– Buena pieza. No sé qué dirán en la Dirección. De todas formas, muchas gracias.
Los ruidos de golpes y pasos se oían cerca. Por fin llegaron a la puerta de la bodeguilla. Plinio se asomó. Se veía que probaban llaves maestras. Las Peláez también se acercaron a él y observaban con infantil curiosidad. Luego de unos segundos se oyó chirriar la cerradura.
El primero en entrar fue un agente delgadillo con las ganzúas en la mano. Luego Jiménez con su barriga. En seguida don Lotario, Luis Torres, Jacinto y Velasquete con sus ojos tiernos… Y el último, con un trozo de queso entre los labios, el Faraón.
– El alguacil alguacilado -dijo éste sin dejar de comer-. Pues sí que está buena la Justicia… Si no llega a ser por nosotros aquí te quedas hasta el triunfo de las izquierdas.
Todos contemplaban a Plinio y a las Peláez con cierta curiosidad, menos el Faraón que comía y seguía diciendo gracias.
– Anda mamón, ahora nos pagas unos chocolates en San Ginés, que llevo sin tomar nada caliente desde los galianos del Mesón del Mosto -dijo Plinio.
– Eso está hecho, que esperándote, esperándote, y luego con el rescate, tampoco hemos cenado.
– Andando -ordenó Jiménez con cara de sueño.
Las Peláez iban entre todos, muy cogiditas del brazo, sin duda un poco avergonzadas de verse solas entre tantos hombres a aquellas horas de la noche.
El chalet de la Barona estaba envuelto de tinieblas.
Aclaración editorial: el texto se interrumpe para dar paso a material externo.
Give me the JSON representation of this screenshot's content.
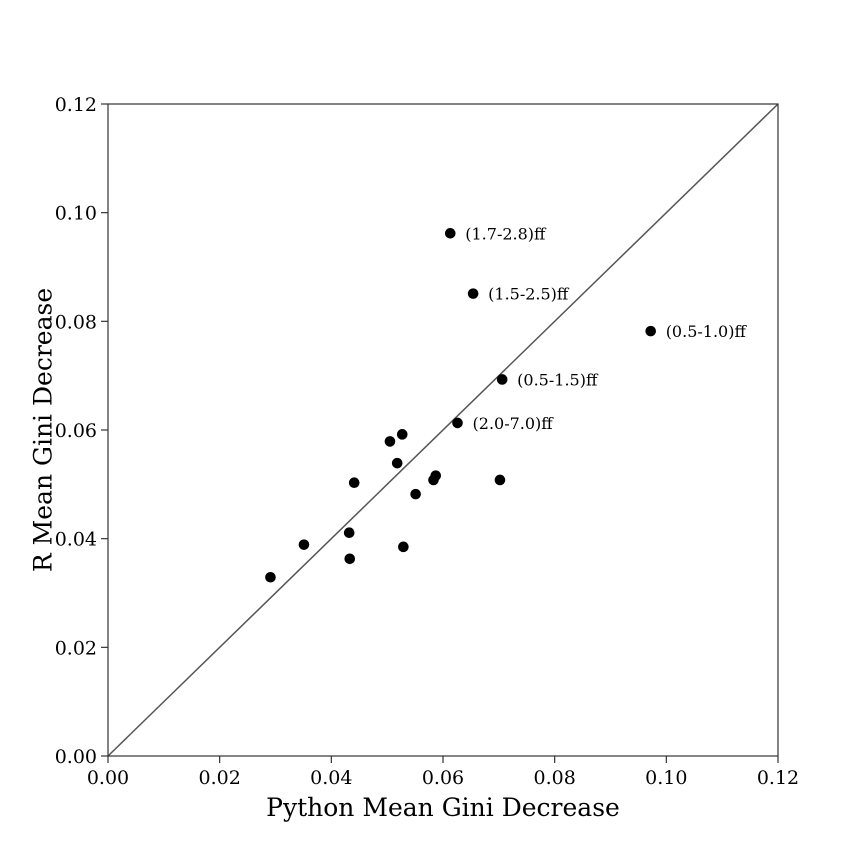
{
  "chart_data": {
    "type": "scatter",
    "title": "",
    "xlabel": "Python Mean Gini Decrease",
    "ylabel": "R Mean Gini Decrease",
    "xlim": [
      0.0,
      0.12
    ],
    "ylim": [
      0.0,
      0.12
    ],
    "xticks": [
      "0.00",
      "0.02",
      "0.04",
      "0.06",
      "0.08",
      "0.10",
      "0.12"
    ],
    "yticks": [
      "0.00",
      "0.02",
      "0.04",
      "0.06",
      "0.08",
      "0.10",
      "0.12"
    ],
    "reference_line": "y = x",
    "grid": false,
    "points": [
      {
        "x": 0.0613,
        "y": 0.0962,
        "label": "(1.7-2.8)ff"
      },
      {
        "x": 0.0654,
        "y": 0.0851,
        "label": "(1.5-2.5)ff"
      },
      {
        "x": 0.0972,
        "y": 0.0782,
        "label": "(0.5-1.0)ff"
      },
      {
        "x": 0.0706,
        "y": 0.0693,
        "label": "(0.5-1.5)ff"
      },
      {
        "x": 0.0626,
        "y": 0.0613,
        "label": "(2.0-7.0)ff"
      },
      {
        "x": 0.0527,
        "y": 0.0592,
        "label": ""
      },
      {
        "x": 0.0505,
        "y": 0.0579,
        "label": ""
      },
      {
        "x": 0.0518,
        "y": 0.0539,
        "label": ""
      },
      {
        "x": 0.0587,
        "y": 0.0516,
        "label": ""
      },
      {
        "x": 0.0583,
        "y": 0.0508,
        "label": ""
      },
      {
        "x": 0.0702,
        "y": 0.0508,
        "label": ""
      },
      {
        "x": 0.0441,
        "y": 0.0503,
        "label": ""
      },
      {
        "x": 0.0551,
        "y": 0.0482,
        "label": ""
      },
      {
        "x": 0.0432,
        "y": 0.0411,
        "label": ""
      },
      {
        "x": 0.0351,
        "y": 0.0389,
        "label": ""
      },
      {
        "x": 0.0529,
        "y": 0.0385,
        "label": ""
      },
      {
        "x": 0.0433,
        "y": 0.0363,
        "label": ""
      },
      {
        "x": 0.0291,
        "y": 0.0329,
        "label": ""
      }
    ]
  }
}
El resplandor de las luces más vecinas quedaba lejos. Hacía fresco.
El agente delgado ató con cadena y candado la verja del jardín de Villa Esperanza.
Subieron en los coches de la policía un poco apretados. Arrancaron hacia Madrid.
– Otro caso en el bote, Manuel -dijo el Faraón engulléndose un cacho de queso de los que cogió al vuelo en la bodeguilla.
– Sí señor. Tú lo has dicho.
– El que puede triunfa y el que no a rascarse el sebo.
Llegaron a la plaza. Plinio le echó tal vez el último vistazo de su vida. Volvió a recordar a la huevera del moflo alto, la verbena de San Pedro y a él mismo cuando soldado, sentado en la desaparecida barbacana… Y con aire de resignación encendió un celta y miró al frente para sacudirse nostalgias de la juventud perdida… «Mañana me tengo que encargar el traje en casa de Simancas.»
– Yo no quisiera denunciar a estas gentes, Manuel -dijo María-. ¿Podrá ser?
– Ya veremos qué se puede hacer. Usted tranquila.
Y apoyando la nuca en el respaldo del asiento, por primera vez desde la escena en el Casino de Madrid, sintió contento con la vida.